Domestic manufacturers (Chrysler, Ford and General Motors) generally offer dealers a holdback equaling 3 percent of the total sticker price (MSRP) of the car. Foreign manufacturers (Honda, Toyota, Volkswagen, etc.) provide varying holdback amounts that are equal to a percentage of total MSRP, base MSRP, total invoice or base invoice, as indicated in the table below. Some manufacturers don't use holdbacks, as shown.
|Acura||2% of the Base MSRP|
|Buick||3% of the Total MSRP|
|Cadillac||3% of the Total MSRP|
|Chevrolet||3% of the Total MSRP|
|Chrysler||3% of the Total MSRP|
|Dodge||3% of the Total MSRP|
|FIAT||3% of the Total MSRP|
|Ford||3% of the Total MSRP|
|GMC||3% of the Total MSRP|
|Honda||2% of the Base MSRP|
|Hyundai||3% of the Total MSRP|
|Infiniti||1.5% of the Base MSRP|
|Jeep||3% of the Total MSRP|
|Kia||3% of the Base Invoice|
|Land Rover||No Holdback|
|Lexus||2% of the Base MSRP|
|Mazda||1% of the Base MSRP|
|Mercedes-Benz||1% of the Total MSRP|
|Mercury||3% of the Total MSRP|
|Mitsubishi||2% of the Base MSRP|
|Nissan||2.8% of the Total Invoice|
|Ram||3% of the Total MSRP|
|smart||3% of the Total MSRP|
|Subaru||2% of the Total MSRP (Amount may differ in Northeastern U.S.)|
|Toyota||2% of the Base MSRP|
|Volkswagen||2% of the Base MSRP|
|Volvo||1% of the Base MSRP|
When calculating holdback, use the following guidelines.

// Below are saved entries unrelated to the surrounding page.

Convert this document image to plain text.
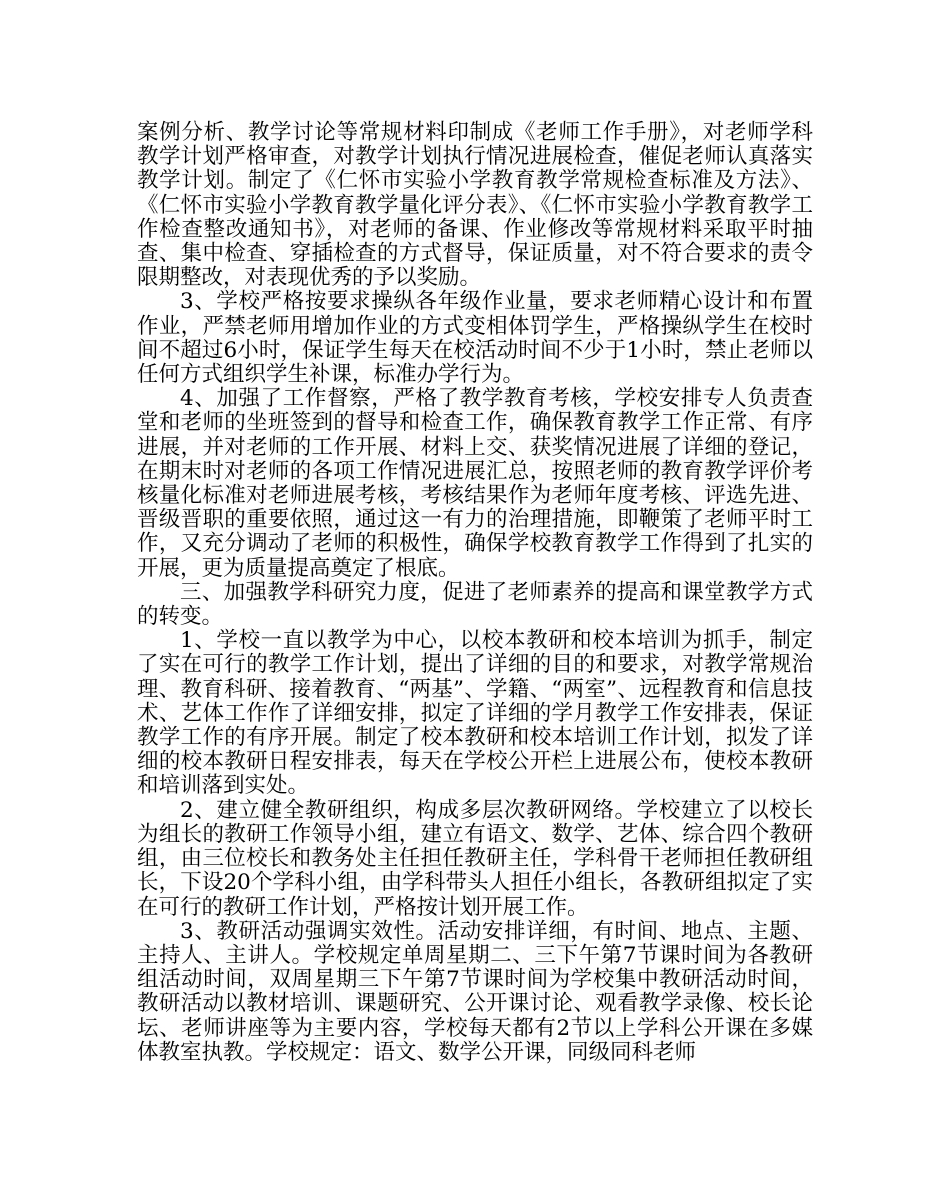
案例分析、教学讨论等常规材料印制成《老师工作手册》，对老师学科教学计划严格审查，对教学计划执行情况进展检查，催促老师认真落实教学计划。制定了《仁怀市实验小学教育教学常规检查标准及方法》、《仁怀市实验小学教育教学量化评分表》、《仁怀市实验小学教育教学工作检查整改通知书》，对老师的备课、作业修改等常规材料采取平时抽查、集中检查、穿插检查的方式督导，保证质量，对不符合要求的责令限期整改，对表现优秀的予以奖励。

3、学校严格按要求操纵各年级作业量，要求老师精心设计和布置作业，严禁老师用增加作业的方式变相体罚学生，严格操纵学生在校时间不超过6小时，保证学生每天在校活动时间不少于1小时，禁止老师以任何方式组织学生补课，标准办学行为。

4、加强了工作督察，严格了教学教育考核，学校安排专人负责查堂和老师的坐班签到的督导和检查工作，确保教育教学工作正常、有序进展，并对老师的工作开展、材料上交、获奖情况进展了详细的登记，在期末时对老师的各项工作情况进展汇总，按照老师的教育教学评价考核量化标准对老师进展考核，考核结果作为老师年度考核、评选先进、晋级晋职的重要依照，通过这一有力的治理措施，即鞭策了老师平时工作，又充分调动了老师的积极性，确保学校教育教学工作得到了扎实的开展，更为质量提高奠定了根底。

三、加强教学科研究力度，促进了老师素养的提高和课堂教学方式的转变。

1、学校一直以教学为中心，以校本教研和校本培训为抓手，制定了实在可行的教学工作计划，提出了详细的目的和要求，对教学常规治理、教育科研、接着教育、“两基”、学籍、“两室”、远程教育和信息技术、艺体工作作了详细安排，拟定了详细的学月教学工作安排表，保证教学工作的有序开展。制定了校本教研和校本培训工作计划，拟发了详细的校本教研日程安排表，每天在学校公开栏上进展公布，使校本教研和培训落到实处。

2、建立健全教研组织，构成多层次教研网络。学校建立了以校长为组长的教研工作领导小组，建立有语文、数学、艺体、综合四个教研组，由三位校长和教务处主任担任教研主任，学科骨干老师担任教研组长，下设20个学科小组，由学科带头人担任小组长，各教研组拟定了实在可行的教研工作计划，严格按计划开展工作。

3、教研活动强调实效性。活动安排详细，有时间、地点、主题、主持人、主讲人。学校规定单周星期二、三下午第7节课时间为各教研组活动时间，双周星期三下午第7节课时间为学校集中教研活动时间，教研活动以教材培训、课题研究、公开课讨论、观看教学录像、校长论坛、老师讲座等为主要内容，学校每天都有2节以上学科公开课在多媒体教室执教。学校规定：语文、数学公开课，同级同科老师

If a holdback is calculated from the:
- Total MSRP: Consumers must include the MSRP price of all options before figuring the holdback.
- Base MSRP: Consumers must figure the holdback before adding desired options.
- Total Invoice: Consumers must include the invoice price of all options before figuring the holdback.
- Base Invoice: Consumers must figure the holdback before adding desired options.